Come ogni lunedì pari, ieri ho visto i Mondaypals, la congrega di balenghi che mi sopporta da sempre.
Ieri si sbaraccava il club di Monza, poiché gli uffici in cui Barabba fingeva di lavorare passano a più presigiosa destinazione, probabilmente un deposito di stracci. Si torna nella cantina che il padre di Yuri ci mette a disposizione pur di non saperci sulla strada, come ogni buon padre farebbe, non importa l’età del figlio.

Così, ieri facevamo i cartoni, cioè imballavamo le masserizie che accompagnano i nostri lunedì ludici: qualche gioco in scatola, televisore, schermo, Playstation, manuali e schede di Dungeons and Dragons, miniature dipinte. E proprio queste ultime, in bella mostra a centinaia in una teca, hanno richiesto per l’imballaggio, in eleganti fasciature di carta igienica, più di un’ora di lavoro dei tre più attivi di noi. Tre strappi per avvolgere un drago, due per un mago, uno solo per un goblin.

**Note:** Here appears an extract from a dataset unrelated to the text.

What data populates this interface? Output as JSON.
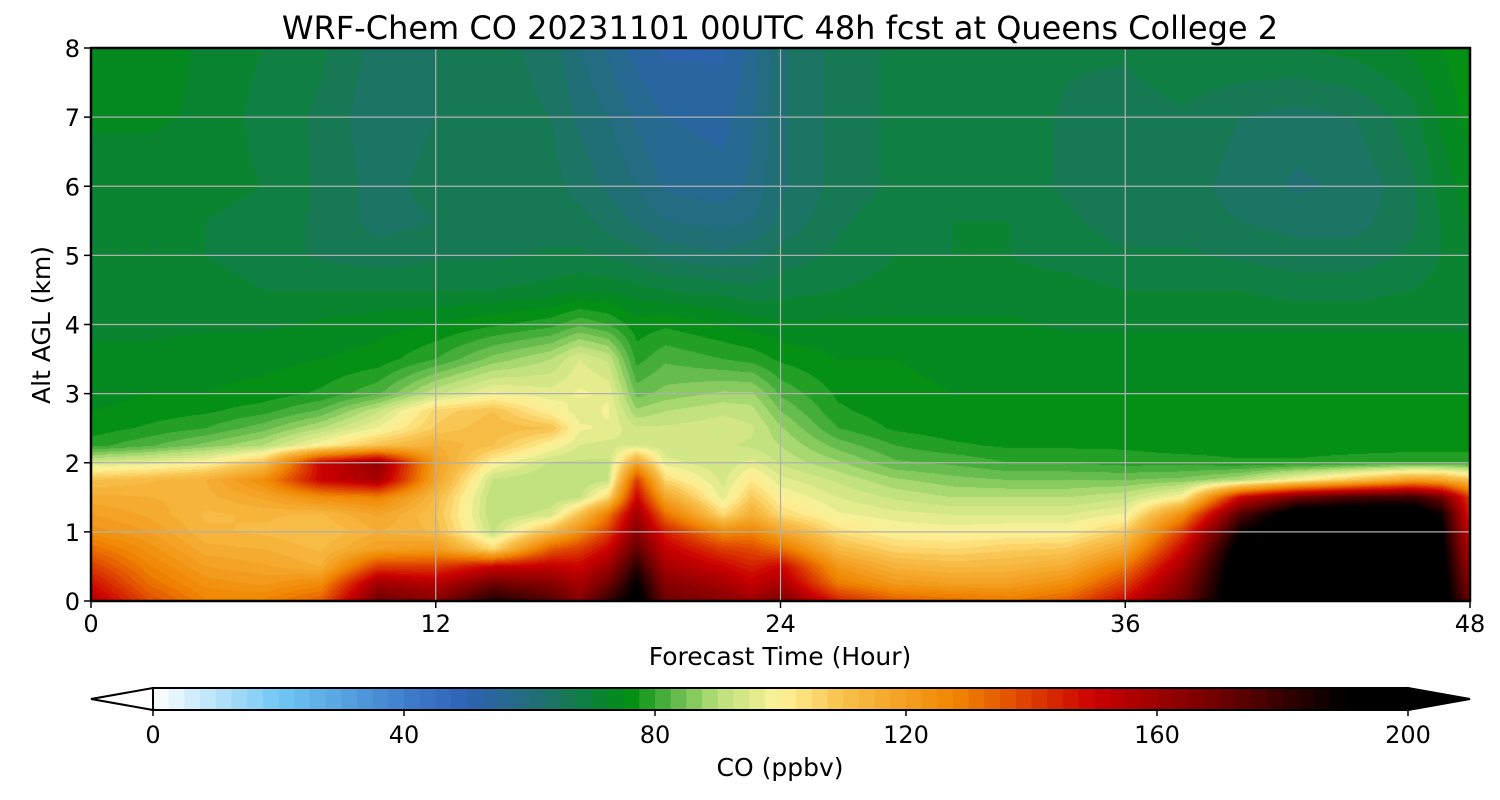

Mentre si fasciavano miniature, ai ragazzi piaceva ricordare l’episodio della precedente sessione di ritrovo, quindici giorni prima, quando, per mancanza del numero legale di giocatori, la partita di Dungeons and Dragons non si è tenuta. Eravamo in cinque, un paio parlottavano, Barabba più un socio a turno si facevano umiliare col calcio dalla Playstation; io, non sapendo bene cosa fare, mi sono dedicato a inserire le miniature, che giacevano in maggior parte imballate in un cartone dall’ultimo trasloco di club, nella teca.
Chiaccherando e cazzeggiando, ci ho messo quasi due ore a sistemarle. Me ne mancavano quattro e avrei finito.
E’ stato a questo punto che Barabba si è voltato e, bello bello, ci ha comunicato: “ah, ragazzi, ve l’ho detto che dobbiamo sbaraccare? Qua si chiude.”

Io credo di avere, a quel punto, semplicemente espresso a Barabba il mio disappunto sul tempismo delle sue comunicazioni.
Tuttavia, secondo Janni, pare io abbia accostato divinità ed animali da cortile, e a volume sostenuto.
Secondo Andrea The Tab, invece, ho assunto l’espressione omicida di Telespalla Bob, quando, col labbro che trema per la rabbia, guarda Bart Simpson rovinargli ancora una volta i piani criminali.
Invece Sigarone Mauro, che due lunedì fa era uno di quelli assenti, ha giurato che da casa sua, guardando il cielo notturno in direzione del club, ha visto chiaramente i fulmini e la luce livida di Mordor, come nel Signore degli Anelli, addensarsi su Monza.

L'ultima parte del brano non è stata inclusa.